Sabido es que 'Moby Dick' es una novela de novelas: una historia de aventuras, un tratado sobre las ballenas, un estudio filosófico, una tragedia, una parábola religiosa... Cavestany ha optado por orillar su vertiente aventurera, esa que debidamente rebajada, colocaba el libro en las bibliotecas infantiles, y se ha centrado en sus aspectos más abstractos y oscuros, los más importantes para él. “He querido meter las manos en el barro del libro, atravesar la experiencia místico-filosófica de un libro extraño con cuatro protagonistas: Ismael, el narrador que va desapareciendo paulatinamente, el torturado Ahab, la ballena que se mantiene oculta hasta el final y el propio Melville del que no dejamos de oír su voz en toda la novela”.
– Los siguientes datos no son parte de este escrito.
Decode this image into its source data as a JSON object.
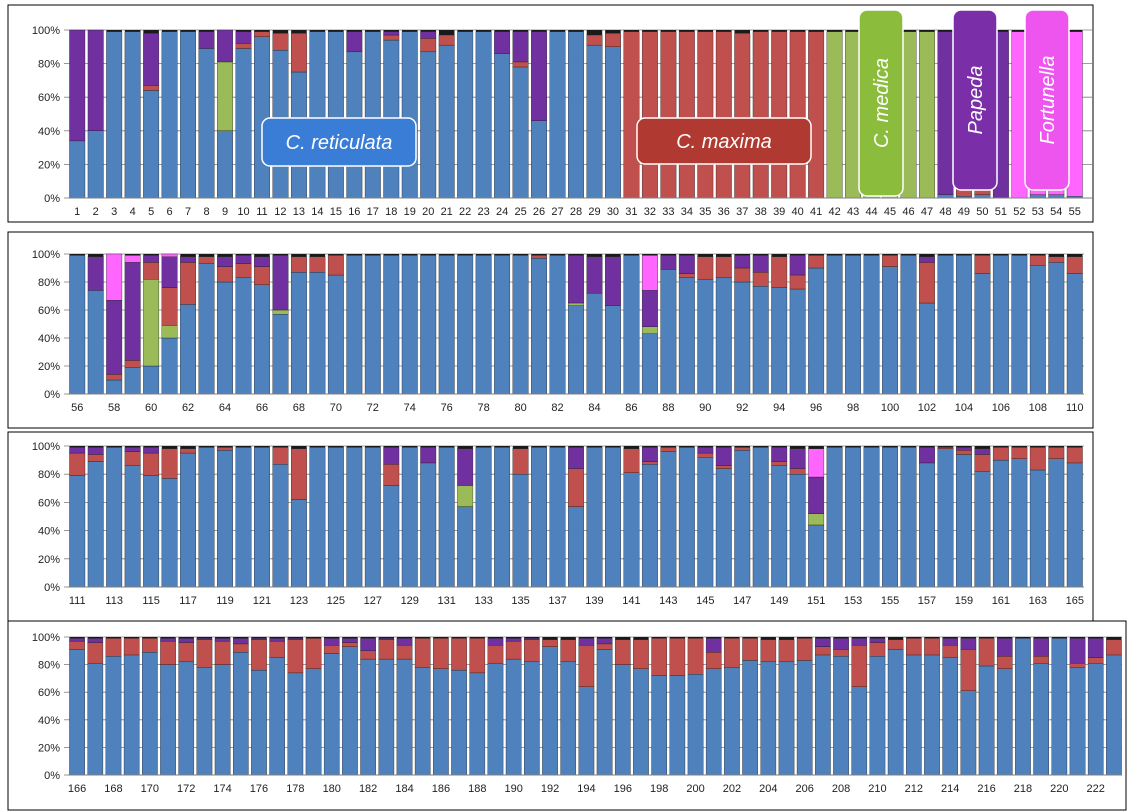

"El enloquecido personaje navega en un mar bíblico dominado por un Dios vengativo, pero en cierta forma camina hacia la luz"

Andrés Lima 

Concibe Lima, su director, el montaje como una especie de oratorio. Un oratorio con tres actores que bebe directamente de la Biblia, así que nadie vaya al Goya pensando que va a encontrarse con el technicolor de aquella película de Huston (donde por cierto Orson Welles, de nuevo él, tenía un papelito). “Es la historia de una obsesión –explica Lima- y todo se explica a través de los ojos de Ahab, dictador y héroe a la vez. El enloquecido personaje navega en un mar bíblico dominado por un Dios vengativo, pero en cierta forma , camina hacia la luz, lo que lo hace profundamente humanista”.

El milagro 

Y en esa luz (atención, ‘spoiler’), Ahab encuentra el fin en forma de ballena blanca. ¿Cómo resolverá el montaje ese duelo final? ¿Veremos la ballena? Posiblemente no, pero sentiremos su presencia. Tules e imágenes traerán a escena al cetáceo albino que para Ahab, y en palabras de Lima, “es una imagen llena de sangre y de ojos, en ningún caso realista”. En todo caso, el equipo espera que esa emoción para el espectador se traduzca en la lectura de un clásico del que el crítico Harold Bloom dijo que “no era un novela sino un milagro” y del que Borges, uno de sus principales valedores, aseguraba que “página a página usurpaba el tamaño del cosmos”.